Debido a esta dinámica, es difícil creer que Elon Musk pensara que el interés del presidente estadounidense, Donald Trump, por el Departamento de Eficiencia Gubernamental de Musk estuviera motivado por un compromiso genuino con el ahorro de dinero público. Su sentimiento de traición fue, sin embargo, lo suficientemente fuerte como para arremeter contra el proyecto de ley One Big Beautiful Bill (OBBBA) de Trump -que, según las previsiones, sumará billones de dólares al déficit presupuestario federal y a la deuda nacional de Estados Unidos-, calificándolo de “abominación repugnante”. Incluso Steve Bannon, un arquitecto clave de la agenda populista “Hagamos que Estados Unidos vuelva a ser grande” (MAGA) de Trump y adversario ideológico de Musk, ha hecho críticas similares al proyecto de ley, como también lo hicieron destacados republicanos del Senado como Rand Paul y Ron Johnson.
Tal disidencia de la derecha es inusual. Por supuesto, los republicanos han denunciado enérgicamente los planes de gasto de las anteriores administraciones demócratas. Pero cuando los presidentes republicanos están en el poder, estas preocupaciones sobre la asequibilidad desaparecen al instante. “Los déficits no importan”, como dijo el exvicepresidente Dick Cheney, principal artífice de la guerra de Irak.
Mientras que los republicanos entienden que tocar el tambor de la austeridad fiscal es un instrumento político, los demócratas han sido más sinceros -o ingenuos- sobre sus virtudes. Es cierto que hay buenas razones políticas para unirse a los disidentes republicanos y argumentar que los recortes fiscales del proyecto de ley para los ricos son “inasequibles”. Pero la historia sugiere que el Partido Demócrata puede perder pronto de vista el carácter estratégico de tales alianzas ideológicas y acabar desempeñando un papel desafortunado en una retorcida obra de moralidad de autoría de la derecha.
Desde Ronald Reagan, todos los presidentes republicanos han aumentado drásticamente el déficit mediante recortes fiscales y gasto militar. Por el contrario, las administraciones demócratas han hecho el trabajo de frenar la creciente deuda del país, en gran medida recortando la inversión pública y debilitando la red de seguridad social.
Lawrence H. Summers, que fue secretario del Tesoro bajo la presidencia de Bill Clinton, estaba convencido de que la reactivación económica de los años 1990 se debió al compromiso de Clinton de equilibrar el presupuesto. Como director del Consejo Económico Nacional del presidente Barack Obama, Summers impulsó con éxito la misma estrategia.
Tras una década de estancamiento económico, la administración del presidente Joe Biden rompió con este patrón e intentó despertar a la economía estadounidense de su letargo inducido por la pandemia con un estímulo fiscal masivo.

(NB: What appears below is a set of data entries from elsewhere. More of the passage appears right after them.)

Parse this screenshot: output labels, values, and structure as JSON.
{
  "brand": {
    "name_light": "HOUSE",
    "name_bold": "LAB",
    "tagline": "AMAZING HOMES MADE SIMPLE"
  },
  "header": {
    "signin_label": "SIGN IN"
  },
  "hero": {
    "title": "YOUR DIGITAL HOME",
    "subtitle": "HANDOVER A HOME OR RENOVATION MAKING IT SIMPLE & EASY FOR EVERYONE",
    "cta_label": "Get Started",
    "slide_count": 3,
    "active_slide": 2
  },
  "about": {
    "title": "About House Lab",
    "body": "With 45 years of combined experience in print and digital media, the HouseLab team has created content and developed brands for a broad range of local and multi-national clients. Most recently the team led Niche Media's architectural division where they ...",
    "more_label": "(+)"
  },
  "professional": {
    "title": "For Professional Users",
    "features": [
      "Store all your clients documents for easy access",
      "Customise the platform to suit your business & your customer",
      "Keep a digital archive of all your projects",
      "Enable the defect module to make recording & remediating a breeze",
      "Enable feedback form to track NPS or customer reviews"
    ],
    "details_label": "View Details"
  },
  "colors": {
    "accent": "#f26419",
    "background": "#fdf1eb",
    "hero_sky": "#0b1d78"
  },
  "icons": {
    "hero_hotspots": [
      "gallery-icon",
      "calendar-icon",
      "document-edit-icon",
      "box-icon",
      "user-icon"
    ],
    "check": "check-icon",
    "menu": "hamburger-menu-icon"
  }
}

Summers encabezó una ofensiva mediática contra esta política, advirtiendo sobre un repunte inflacionario. Pero Biden se mantuvo firme y, aunque la inflación se disparó brevemente, no se produjo ninguna catástrofe, gracias a la capacidad única de Estados Unidos para manejar grandes déficits presupuestarios, debido a la centralidad del dólar en el sistema financiero global. Una y otra vez, durante los últimos 50 años, Estados Unidos ha podido mantener niveles de deuda más elevados de lo que muchos anticipaban.
Después de que Biden se bajara de las elecciones presidenciales de 2024, el ascenso de Kamala Harris, su vicepresidenta, a lo más alto de la candidatura demócrata significó un posible retorno a la orientación de la política económica de las épocas de Clinton y Obama. Pero Harris perdió la carrera, dejando a Estados Unidos -y al mundo- en manos de Trump, el autoproclamado “rey de la deuda”.
Teniendo esto en cuenta, no es de extrañar que muchos exfuncionarios demócratas hayan dado la voz de alarma sobre el proyecto de ley de gasto de Trump. En el New York Times, Peter Orszag, que fue director de la Oficina de Gestión y Presupuesto bajo el mandato de Obama, argumentó que la deuda nacional hoy está alcanzando un nivel que podría socavar la disposición de los inversores globales a mantener activos en dólares. Summers también ha advertido que la OBBBA implica “una deuda a escala masiva que no podemos afrontar”.
Por supuesto, la capacidad de cualquier gobierno para financiar déficits es finita. La ex primera ministra británica Liz Truss lo aprendió por las malas en 2022, cuando el mini-presupuesto de su gobierno desencadenó un fuerte aumento de los costos de endeudamiento, lo que llevó a la rápida disolución de su mandato. Pero Trump no se dirige hacia un incidente como el de Truss. El dólar es mucho más importante para la economía mundial que la libra. Y el compromiso de la Reserva Federal de Estados Unidos de garantizar la liquidez del mercado del Tesoro, en concierto con los bancos centrales y los tesoros extranjeros, refuerza la condición de “demasiado grande para quebrar” del billete verde.
La reciente decisión de Moody’s de rebajar la calificación crediticia soberana de Estados Unidos fue significativa. Si el endeudamiento sin restricciones, unido a la interminable incertidumbre arancelaria, alimenta la inflación y desacelera el crecimiento, se producirán más rebajas, lo que encarecerá la financiación de la deuda pública estadounidense. Si bien esto tendría consecuencias adversas para Estados Unidos, no representa una amenaza existencial, lo que significa que las llamadas de los demócratas a la rectitud fiscal no ganarán tracción entre los republicanos.
Sin embargo, la determinación del partido de reequilibrar las cuentas influirá en el debate intrapartidario. Líderes del establishment demócrata como Harris, Gavin Newsom y Rahm Emanuel se dejarían la piel por repetir los años de Obama. Pero la institucionalización del estado de rescate y la prolongada austeridad fiscal de esa era empujarían al país a otra recesión, proporcionando un terreno fértil para el descontento popular y una mayor polarización política.
Por supuesto, Estados Unidos no es el único. En toda Europa y otros lugares, la adopción por parte de los gobiernos del socialismo para los ricos y la austeridad para todos los demás ha alimentado el auge de movimientos populistas del estilo MAGA. Pero el hecho de que tantos republicanos prominentes se opongan al proyecto de ley de gasto de Trump refleja el núcleo ideológico vacío que MAGA comparte con otros movimientos populistas de derecha. Una abigarrada colección de intensos agravios no se traduce fácilmente en una estrategia económica coherente.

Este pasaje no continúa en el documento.